A variation of the old recipe which I have posted before. However, for pork, you may remove the ginger.
Ingredients:
1 kg Pork cut into cubes
¼ kg Mi-Cha cut into halves
1 pc. Onion (medium, quartered)
6 cloves Garlic (crushed, skins removed)
1 inch Cassia stick
1 pc. Star anise
¼ tsp. Five spice powder
5 tbsp. Premium dark soy sauce
1 tsp. Chiu Chow chilli oils
½ cup Water
1 tbsp. Sugar
1 tbsp. Mirin wine
1 tbsp. Cornstarch
¼ cup Water, for suspending the cornstarch
Cooking Instruction:
Place everything inside a pressure cooker and pressure cook for about 30 minutes. After 30 minutes, turn off heat and allow to cool normally.

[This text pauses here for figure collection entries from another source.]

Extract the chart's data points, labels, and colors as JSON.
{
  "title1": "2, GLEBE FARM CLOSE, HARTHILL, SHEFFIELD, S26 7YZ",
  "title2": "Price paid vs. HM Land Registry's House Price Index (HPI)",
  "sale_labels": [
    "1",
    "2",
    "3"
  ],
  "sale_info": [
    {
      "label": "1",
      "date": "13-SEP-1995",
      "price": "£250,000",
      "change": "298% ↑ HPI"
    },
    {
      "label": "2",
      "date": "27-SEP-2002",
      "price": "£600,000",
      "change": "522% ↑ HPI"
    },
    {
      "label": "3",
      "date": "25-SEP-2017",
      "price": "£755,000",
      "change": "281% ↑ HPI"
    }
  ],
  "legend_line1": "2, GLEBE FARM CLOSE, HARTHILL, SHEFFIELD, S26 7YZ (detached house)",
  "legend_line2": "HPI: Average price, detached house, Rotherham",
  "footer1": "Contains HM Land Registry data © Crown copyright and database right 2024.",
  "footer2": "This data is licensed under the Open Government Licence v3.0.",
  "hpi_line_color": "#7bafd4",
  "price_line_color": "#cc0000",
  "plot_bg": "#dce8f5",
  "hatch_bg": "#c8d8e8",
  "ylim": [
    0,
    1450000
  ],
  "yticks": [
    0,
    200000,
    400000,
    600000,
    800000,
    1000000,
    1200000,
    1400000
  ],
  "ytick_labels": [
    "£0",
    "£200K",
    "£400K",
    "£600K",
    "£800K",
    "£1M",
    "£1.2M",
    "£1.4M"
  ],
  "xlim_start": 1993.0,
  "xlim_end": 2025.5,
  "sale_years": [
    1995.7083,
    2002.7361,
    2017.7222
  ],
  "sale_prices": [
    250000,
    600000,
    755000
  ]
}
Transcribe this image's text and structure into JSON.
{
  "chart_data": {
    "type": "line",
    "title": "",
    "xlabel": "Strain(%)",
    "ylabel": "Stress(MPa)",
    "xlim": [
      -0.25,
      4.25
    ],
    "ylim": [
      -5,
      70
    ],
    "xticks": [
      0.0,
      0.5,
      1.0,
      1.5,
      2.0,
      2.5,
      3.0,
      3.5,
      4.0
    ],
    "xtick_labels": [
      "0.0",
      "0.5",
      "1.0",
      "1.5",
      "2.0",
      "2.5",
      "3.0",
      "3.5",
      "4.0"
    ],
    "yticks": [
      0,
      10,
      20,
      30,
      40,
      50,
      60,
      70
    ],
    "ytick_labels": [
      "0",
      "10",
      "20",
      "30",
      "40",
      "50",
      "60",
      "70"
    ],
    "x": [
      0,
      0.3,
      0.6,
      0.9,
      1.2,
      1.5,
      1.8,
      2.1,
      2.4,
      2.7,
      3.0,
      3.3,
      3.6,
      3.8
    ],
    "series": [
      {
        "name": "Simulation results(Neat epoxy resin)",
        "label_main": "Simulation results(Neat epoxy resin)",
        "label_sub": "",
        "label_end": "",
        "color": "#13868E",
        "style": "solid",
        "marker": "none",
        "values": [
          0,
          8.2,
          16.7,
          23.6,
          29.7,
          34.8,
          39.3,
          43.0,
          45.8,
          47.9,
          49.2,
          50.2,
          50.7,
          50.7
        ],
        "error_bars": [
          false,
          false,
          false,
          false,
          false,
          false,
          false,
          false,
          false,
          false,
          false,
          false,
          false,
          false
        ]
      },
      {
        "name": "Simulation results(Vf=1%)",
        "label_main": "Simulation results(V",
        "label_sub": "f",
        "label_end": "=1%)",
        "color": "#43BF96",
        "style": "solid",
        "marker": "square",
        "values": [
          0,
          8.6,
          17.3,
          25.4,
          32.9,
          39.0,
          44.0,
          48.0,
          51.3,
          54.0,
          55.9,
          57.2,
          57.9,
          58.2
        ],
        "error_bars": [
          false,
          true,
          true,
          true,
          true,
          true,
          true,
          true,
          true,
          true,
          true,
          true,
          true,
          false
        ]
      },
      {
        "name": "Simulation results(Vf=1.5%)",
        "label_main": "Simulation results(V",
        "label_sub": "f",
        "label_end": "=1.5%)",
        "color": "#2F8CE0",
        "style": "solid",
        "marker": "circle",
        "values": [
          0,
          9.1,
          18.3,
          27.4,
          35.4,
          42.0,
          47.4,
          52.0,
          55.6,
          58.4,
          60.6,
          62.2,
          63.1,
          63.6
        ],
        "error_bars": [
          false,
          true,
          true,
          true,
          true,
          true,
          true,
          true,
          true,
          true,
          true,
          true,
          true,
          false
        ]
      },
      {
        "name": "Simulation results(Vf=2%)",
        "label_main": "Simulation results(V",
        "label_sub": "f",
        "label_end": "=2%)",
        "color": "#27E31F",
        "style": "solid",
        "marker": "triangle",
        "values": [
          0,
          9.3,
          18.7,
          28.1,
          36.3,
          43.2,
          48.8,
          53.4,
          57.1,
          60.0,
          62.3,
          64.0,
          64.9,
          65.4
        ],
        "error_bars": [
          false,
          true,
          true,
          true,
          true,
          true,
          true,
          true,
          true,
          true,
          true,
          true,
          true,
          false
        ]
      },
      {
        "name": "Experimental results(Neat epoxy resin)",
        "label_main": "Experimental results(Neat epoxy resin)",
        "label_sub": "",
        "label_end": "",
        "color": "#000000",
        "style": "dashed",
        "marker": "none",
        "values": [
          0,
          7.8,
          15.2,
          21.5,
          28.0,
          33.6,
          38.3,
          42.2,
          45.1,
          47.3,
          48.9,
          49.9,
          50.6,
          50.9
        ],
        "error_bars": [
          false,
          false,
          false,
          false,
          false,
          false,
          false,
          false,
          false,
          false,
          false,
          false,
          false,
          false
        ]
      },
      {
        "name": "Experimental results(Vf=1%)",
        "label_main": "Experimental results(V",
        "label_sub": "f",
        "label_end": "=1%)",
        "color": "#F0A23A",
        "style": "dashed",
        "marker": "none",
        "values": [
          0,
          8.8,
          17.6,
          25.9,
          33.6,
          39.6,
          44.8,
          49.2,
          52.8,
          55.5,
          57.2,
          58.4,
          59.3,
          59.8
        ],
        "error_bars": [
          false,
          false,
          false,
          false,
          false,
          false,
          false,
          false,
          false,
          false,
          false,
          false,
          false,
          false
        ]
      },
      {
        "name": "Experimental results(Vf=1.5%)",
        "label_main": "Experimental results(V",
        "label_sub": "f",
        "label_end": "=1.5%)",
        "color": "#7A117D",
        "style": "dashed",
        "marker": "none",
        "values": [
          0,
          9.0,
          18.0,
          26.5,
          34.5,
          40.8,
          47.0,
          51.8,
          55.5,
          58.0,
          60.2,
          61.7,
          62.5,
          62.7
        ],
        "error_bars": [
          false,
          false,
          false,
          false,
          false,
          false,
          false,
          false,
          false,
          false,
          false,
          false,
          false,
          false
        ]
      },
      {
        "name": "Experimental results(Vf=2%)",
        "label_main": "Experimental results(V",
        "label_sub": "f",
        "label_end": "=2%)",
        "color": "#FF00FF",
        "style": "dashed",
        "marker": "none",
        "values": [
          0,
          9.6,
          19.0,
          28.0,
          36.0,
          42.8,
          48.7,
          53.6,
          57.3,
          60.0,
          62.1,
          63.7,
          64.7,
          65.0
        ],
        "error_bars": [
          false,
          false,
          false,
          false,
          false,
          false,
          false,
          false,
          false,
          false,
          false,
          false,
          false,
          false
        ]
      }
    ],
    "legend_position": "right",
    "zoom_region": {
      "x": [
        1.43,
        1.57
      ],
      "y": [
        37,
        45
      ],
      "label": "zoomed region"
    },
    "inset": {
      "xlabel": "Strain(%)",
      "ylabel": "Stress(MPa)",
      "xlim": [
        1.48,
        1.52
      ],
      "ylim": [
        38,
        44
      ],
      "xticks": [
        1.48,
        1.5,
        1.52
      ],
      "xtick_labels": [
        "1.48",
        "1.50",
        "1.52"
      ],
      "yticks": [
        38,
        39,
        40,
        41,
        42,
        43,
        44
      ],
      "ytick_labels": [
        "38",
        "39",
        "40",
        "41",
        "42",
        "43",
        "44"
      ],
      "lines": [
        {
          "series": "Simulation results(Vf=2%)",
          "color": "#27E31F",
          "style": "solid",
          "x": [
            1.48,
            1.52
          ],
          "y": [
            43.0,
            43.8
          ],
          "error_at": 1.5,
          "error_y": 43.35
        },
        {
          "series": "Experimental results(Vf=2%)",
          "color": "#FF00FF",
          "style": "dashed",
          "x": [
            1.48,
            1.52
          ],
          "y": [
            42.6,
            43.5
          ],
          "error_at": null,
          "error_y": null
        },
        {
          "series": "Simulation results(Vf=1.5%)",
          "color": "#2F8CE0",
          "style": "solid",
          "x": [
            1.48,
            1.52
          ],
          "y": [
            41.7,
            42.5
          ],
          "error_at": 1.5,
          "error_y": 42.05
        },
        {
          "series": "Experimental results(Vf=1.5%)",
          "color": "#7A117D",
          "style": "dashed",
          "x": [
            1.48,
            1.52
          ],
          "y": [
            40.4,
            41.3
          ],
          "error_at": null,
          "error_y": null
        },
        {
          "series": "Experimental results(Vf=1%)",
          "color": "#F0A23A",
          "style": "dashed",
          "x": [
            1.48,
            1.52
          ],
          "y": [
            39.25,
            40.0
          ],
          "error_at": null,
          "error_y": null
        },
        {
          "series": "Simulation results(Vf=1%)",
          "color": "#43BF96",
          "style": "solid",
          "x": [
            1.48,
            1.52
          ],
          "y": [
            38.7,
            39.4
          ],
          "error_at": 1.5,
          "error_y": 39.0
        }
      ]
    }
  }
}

Do not force cooling by venting steam as the additional time for normal cooling which will take about 15-20 minutes is used as additional cooking time to tenderize the meat. Open the pressure cooker once safe to open and skim off any excess fat to reduce fat content of the dish. The sauce should be about 1/4 cup, if it is still large, then, turn up the heat to concentrate the sauce to desired volume and taste.
In a bowl, suspend the cornstarch and add to the mixture. Mix well and turn up the heat. Continue heating until starch is cooked, stirring occasionally. Enjoy with plain steamed buns or with rice.